Andrew Ho

“What is RTT from US West to US East?” sounds like a simple question.

It is simple if you want one number. It is useful if you want the distribution.

The practical answer for production systems is:

Good cloud backbone path: usually around 60-85 ms RTT.
Very clean, lucky path: can dip into low 60s.
Noisy public internet path: often 70-110+ ms.

If you budget one value, use ~70 ms RTT baseline and design for ~90-120 ms tail.

Start With Physics, Not Benchmarks

There is a hard lower bound from propagation delay in fiber.

Signal in fiber is roughly two-thirds the speed of light, and real routes are not straight lines. Packets follow conduit and peering topology, not a map ruler.

That means:

There is a best-case floor.
Real paths are always above that floor.
Network policy (BGP), not geography alone, picks your actual route.

So the “coast-to-coast RTT” is not a constant. It is an outcome.

Why Your RTT Changes Hour to Hour

Same source region, same destination region, different latency:

Different egress PoP at provider edge.
Different peering path on transit networks.
Queueing under bursty traffic.
Path asymmetry (A->B route differs from B->A).

This is why p95 and p99 matter more than p50 for user-perceived responsiveness.

RTT Is Not Request Latency (But It Multiplies It)

Many people measure RTT once and assume request overhead is roughly that number. It is not.

Connection startup cost is often multiples of RTT:

TCP handshake: ~1 RTT.
TLS handshake: ~1 RTT (TLS 1.3 full handshake).
Request/first-byte path: another RTT-scale component.

If you miss keep-alive or connection reuse, coast-to-coast startup tax gets expensive quickly.

Where QUIC / HTTP/3 Changes the Picture

QUIC runs over UDP and integrates TLS 1.3 into the transport handshake.

What it improves:

Fewer startup RTT penalties in common cases (especially with connection resumption).
No TCP head-of-line blocking across multiplexed streams at the transport layer.
Better behavior on lossy/mobile networks in many real-world deployments.
Connection migration support (e.g., network changes like Wi-Fi to cellular).

What it does not change:

Physics floor still exists. Coast-to-coast propagation delay is unchanged.
Bad routing and congestion still hurt p95/p99.
Application queueing/prefill still dominates many LLM first-token paths.

Tradeoffs to account for:

Some enterprise/firewall environments treat UDP less favorably.
Observability/tooling can be less familiar than mature TCP workflows.
CPU and tuning characteristics differ by implementation.
Fallback paths (HTTP/2 over TCP) still matter for compatibility.

So HTTP/3 is a strong latency lever, but not a free pass.

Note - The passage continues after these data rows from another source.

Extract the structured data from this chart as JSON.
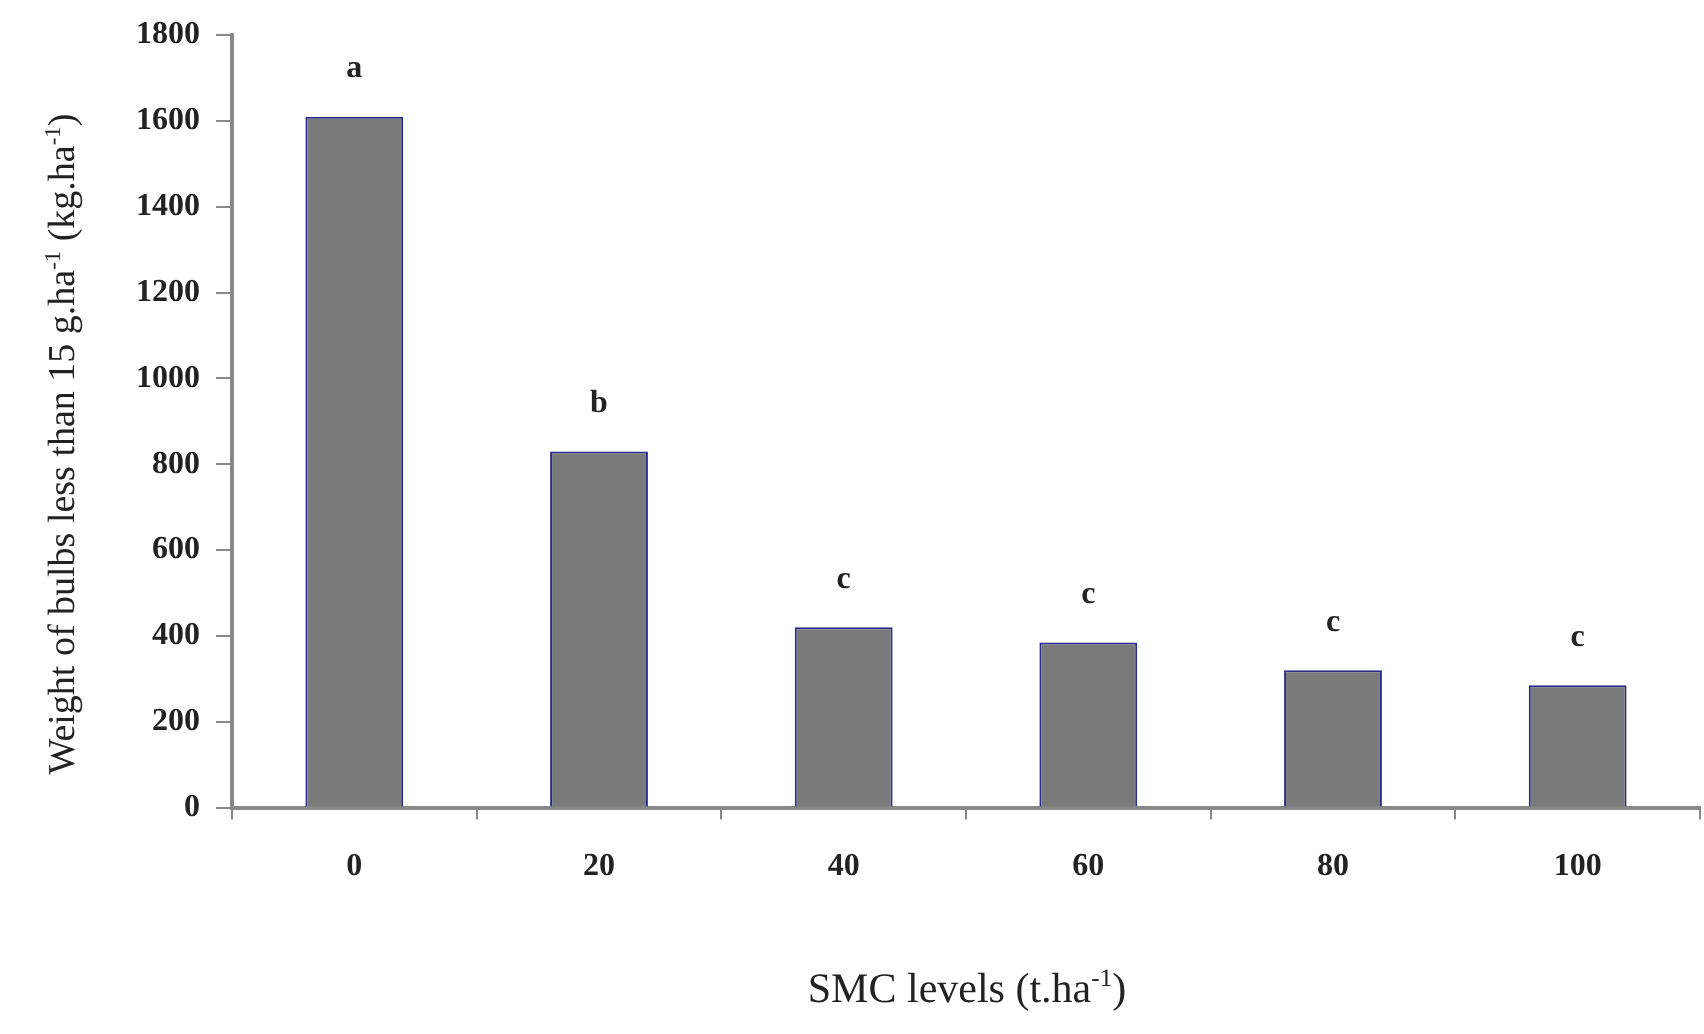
{
  "chart_data": {
    "type": "bar",
    "xlabel": "SMC levels (t.ha$^{-1}$)",
    "ylabel": "Weight of bulbs less than 15 g.ha$^{-1}$ (kg.ha$^{-1}$)",
    "categories": [
      "0",
      "20",
      "40",
      "60",
      "80",
      "100"
    ],
    "values": [
      1610,
      830,
      420,
      385,
      320,
      285
    ],
    "color": "#7a7a7a",
    "ylim": [
      0,
      1800
    ],
    "yticks": [
      0,
      200,
      400,
      600,
      800,
      1000,
      1200,
      1400,
      1600,
      1800
    ],
    "grid": false,
    "legend": false,
    "annotations": [
      {
        "text": "a",
        "x": "0",
        "y": 1610
      },
      {
        "text": "b",
        "x": "20",
        "y": 830
      },
      {
        "text": "c",
        "x": "40",
        "y": 420
      },
      {
        "text": "c",
        "x": "60",
        "y": 385
      },
      {
        "text": "c",
        "x": "80",
        "y": 320
      },
      {
        "text": "c",
        "x": "100",
        "y": 285
      }
    ]
  }
}
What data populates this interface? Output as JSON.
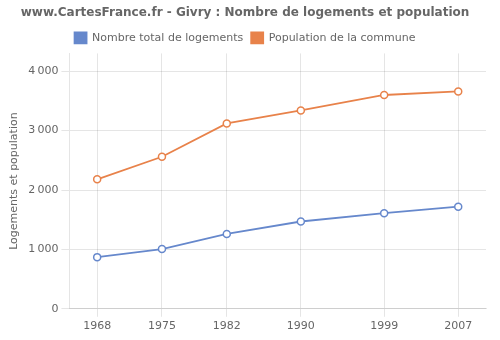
{
  "chart_data": {
    "type": "line",
    "title": "www.CartesFrance.fr - Givry : Nombre de logements et population",
    "y_label": "Logements et population",
    "x": [
      1968,
      1975,
      1982,
      1990,
      1999,
      2007
    ],
    "series": [
      {
        "name": "Nombre total de logements",
        "color": "#6688cc",
        "marker": "circle",
        "line_style": "solid",
        "values": [
          870,
          1005,
          1260,
          1470,
          1610,
          1720
        ]
      },
      {
        "name": "Population de la commune",
        "color": "#e8824a",
        "marker": "circle",
        "line_style": "solid",
        "values": [
          2180,
          2560,
          3120,
          3340,
          3600,
          3660
        ]
      }
    ],
    "xlim": [
      1965,
      2010
    ],
    "xticks": [
      1968,
      1975,
      1982,
      1990,
      1999,
      2007
    ],
    "ylim": [
      0,
      4300
    ],
    "yticks": [
      0,
      {
        "value": 1000,
        "label": "1 000"
      },
      {
        "value": 2000,
        "label": "2 000"
      },
      {
        "value": 3000,
        "label": "3 000"
      },
      {
        "value": 4000,
        "label": "4 000"
      }
    ],
    "grid": true,
    "legend": "top"
  }
}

It reduces transport overhead and improves loss recovery behavior; it does not erase geographic RTT or overloaded backends.

TTFT, QUIC, and SSE (What Is Actually True)

For streaming UX, a useful decomposition is:

text

TTFT ~= queue_wait + prefill_compute + transport_startup + first_byte_delivery

Where QUIC helps:

It can reduce transport startup overhead versus fresh TCP+TLS paths.
It can improve behavior under loss for multiplexed streams.

Where QUIC does not help:

Queue spikes in model serving.
Large prefill compute on long prompts.
Poor region placement.

SSE fact check:

SSE is an HTTP response format, not a transport protocol.
SSE can run over HTTP/1.1, HTTP/2, and HTTP/3.
So "SSE over QUIC" is possible, but not guaranteed on every request.

Whether a specific stream uses QUIC depends on client/runtime support, ALPN negotiation, edge/CDN behavior, and fallback policy.

What This Means for LLM UX

Cross-country RTT leaks into first-token experience:

Prompt upload path.
Scheduler/queue response path.
First token delivery path.

That is why TTFT decomposition matters:

Queue.
Prefill.
Network overhead.

Model-side wins can be hidden by transport and placement decisions.

Architecture Moves That Actually Help

If you care about interactive latency across US coasts:

Region affinity: keep users near inference when possible.
Connection reuse: avoid repeated handshakes.
Stream responses: surface progress before full completion.
Hedge tail latency: race/fallback when p99 matters.
Measure by percentile and geography: global median hides pain.

A Better Mental Model

Treat RTT as a budget input, not a KPI.

Use it to reason about:

Handshake overhead.
Retry penalties.
Streaming smoothness.
Tail latency amplification under load.

Asking “what is West-to-East RTT?” is useful. Building systems as if the answer is a single fixed number is not.

Practical Budget

For US West <-> US East planning:

Baseline: 70 ms RTT.
Healthy range: 60-85 ms.
Tail allowance: up to 120 ms under real internet variability.

That budget is conservative enough to prevent surprise and tight enough to be actionable.